MongoDB provides all aspects of data storage for online retail stores. It can categorize data based on merchandising, content, inventory, customer, channel, sales and fulfilment, insight and social. Out of these merchanding, inventory, customer and insight are the most heavily used for peak holiday sales season. In addition, supply chain management system and data warehouse can also integrate well with this database.
We started looking at storing catalogs in MongoDB. The problem with catalog as with any master data management is that data becomes rigid. If the catalog is accessed more than 100 times per second, it causes issue with performance. When other departments need to access it, ETL, message bus and API services are put in place for this store. This results in fragmented data, redundant processes, heterogeneous data processing and higher costs both in terms of time and money. Even users begin to see degradation in page load times. To solve the local performance, more caches, more message bus and more ETL operations are added which only complicates it. A single view of the product and one central service becomes harder to achieve. The purpose of the catalog is to form a single view of the product with one central service, flexible schema, high read volume, write spike tolerant during catalog update, and to have advanced indexing and querying and geographical distribution for HA and low latency.
MongoDB is not a traditional MDM but it addresses all the above requirements. A traditional Master Data Management has a well known organization of catalog with support for hierarchy and dimensions. MongoDB organizes the catalog in the form of Items, Pricing, Promotions, Variants, and Ratings and Reviews. In Json this appears as nested fields and are pre-joined into objects. The objects live in the cache as well. A search engine provides search over the catalog. Functional data access is provided by the Product API. The API and the engine separately cover all operations on the catalog. The API can then be used by downstream units such as Online Store, Marketing, Inventory, SCMS and other APIs. The Search engine is built on Lucene/Solr Architecture A Lucene index keeps track of terms and their occurrence locations but the index needs to be rebuilt each time the catalog changes. The Product API can retrieve results directly from the catalog or via the search engine.
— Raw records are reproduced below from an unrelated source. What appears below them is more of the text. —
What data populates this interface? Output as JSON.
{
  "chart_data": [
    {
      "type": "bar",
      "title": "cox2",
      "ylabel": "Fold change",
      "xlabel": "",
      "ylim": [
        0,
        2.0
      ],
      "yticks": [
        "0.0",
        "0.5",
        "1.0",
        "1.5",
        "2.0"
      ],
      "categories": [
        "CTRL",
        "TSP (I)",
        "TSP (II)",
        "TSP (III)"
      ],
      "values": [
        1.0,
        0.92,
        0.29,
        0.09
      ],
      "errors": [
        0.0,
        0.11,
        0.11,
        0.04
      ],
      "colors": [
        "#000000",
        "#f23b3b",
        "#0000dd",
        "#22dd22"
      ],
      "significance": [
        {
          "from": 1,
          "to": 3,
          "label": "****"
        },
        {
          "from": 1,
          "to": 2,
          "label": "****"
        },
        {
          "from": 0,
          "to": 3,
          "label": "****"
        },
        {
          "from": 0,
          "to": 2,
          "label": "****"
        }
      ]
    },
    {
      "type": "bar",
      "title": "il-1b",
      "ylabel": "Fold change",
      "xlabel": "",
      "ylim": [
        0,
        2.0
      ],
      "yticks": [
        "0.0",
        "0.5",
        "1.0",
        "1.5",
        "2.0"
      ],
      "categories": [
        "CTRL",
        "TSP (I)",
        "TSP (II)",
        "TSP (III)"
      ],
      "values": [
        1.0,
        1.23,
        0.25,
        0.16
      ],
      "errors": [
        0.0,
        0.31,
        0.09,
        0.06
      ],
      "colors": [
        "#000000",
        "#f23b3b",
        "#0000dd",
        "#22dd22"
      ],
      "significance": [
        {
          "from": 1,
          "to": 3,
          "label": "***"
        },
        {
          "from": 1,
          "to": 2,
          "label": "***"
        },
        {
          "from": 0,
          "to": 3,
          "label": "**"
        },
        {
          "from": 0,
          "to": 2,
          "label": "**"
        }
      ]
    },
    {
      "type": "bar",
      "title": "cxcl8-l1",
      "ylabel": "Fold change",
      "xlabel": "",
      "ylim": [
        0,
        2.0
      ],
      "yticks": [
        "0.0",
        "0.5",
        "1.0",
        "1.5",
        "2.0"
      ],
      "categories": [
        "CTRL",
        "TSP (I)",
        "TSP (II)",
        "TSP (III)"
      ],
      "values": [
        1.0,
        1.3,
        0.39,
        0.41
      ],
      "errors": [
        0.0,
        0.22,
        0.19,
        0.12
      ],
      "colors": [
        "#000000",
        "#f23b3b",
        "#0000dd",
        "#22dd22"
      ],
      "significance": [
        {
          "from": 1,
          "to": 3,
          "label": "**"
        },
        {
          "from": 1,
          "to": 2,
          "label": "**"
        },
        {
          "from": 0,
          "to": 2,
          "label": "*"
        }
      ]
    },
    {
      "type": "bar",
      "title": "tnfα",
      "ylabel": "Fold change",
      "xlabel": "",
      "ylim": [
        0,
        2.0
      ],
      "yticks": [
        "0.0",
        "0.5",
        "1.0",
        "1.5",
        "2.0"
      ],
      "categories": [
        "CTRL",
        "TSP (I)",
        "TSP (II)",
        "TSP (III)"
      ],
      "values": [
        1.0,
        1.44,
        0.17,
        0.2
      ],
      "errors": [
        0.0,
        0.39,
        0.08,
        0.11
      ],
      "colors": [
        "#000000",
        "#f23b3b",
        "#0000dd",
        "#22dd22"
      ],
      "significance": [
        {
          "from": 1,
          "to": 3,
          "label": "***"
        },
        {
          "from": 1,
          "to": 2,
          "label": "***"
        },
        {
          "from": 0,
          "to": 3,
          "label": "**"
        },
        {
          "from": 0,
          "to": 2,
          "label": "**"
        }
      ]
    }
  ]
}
In both cases, the customer only issues a single query.
#codingexercise
Yesterday we were discussing a method to find the smallest number k such that the product of digits of k is equal to n We said we could do this by finding the digits from 1 to 9 that can divide the number n and list them sorted in increasing order with repetitions such that the product can be formed. By trying this with the decreasing order of digits from 9 to 1 we get fewer digit based numbers first.
We extended this to say that if we try the above method repeatedly for consecutive integers or multiples, we do a lot of redundant calculations. Instead we could re-use the results from the factors computed earlier. However, we also said that we have to try the combinations of the factors to see which one gives the smallest numbers. We can improve that by choosing a decreasing order of factors and then working with their results so that we know we will get the smallest number first.
For example 100 = 20 * 5 and 100 = 10 * 10
We get the answer from the decreasing order of factors.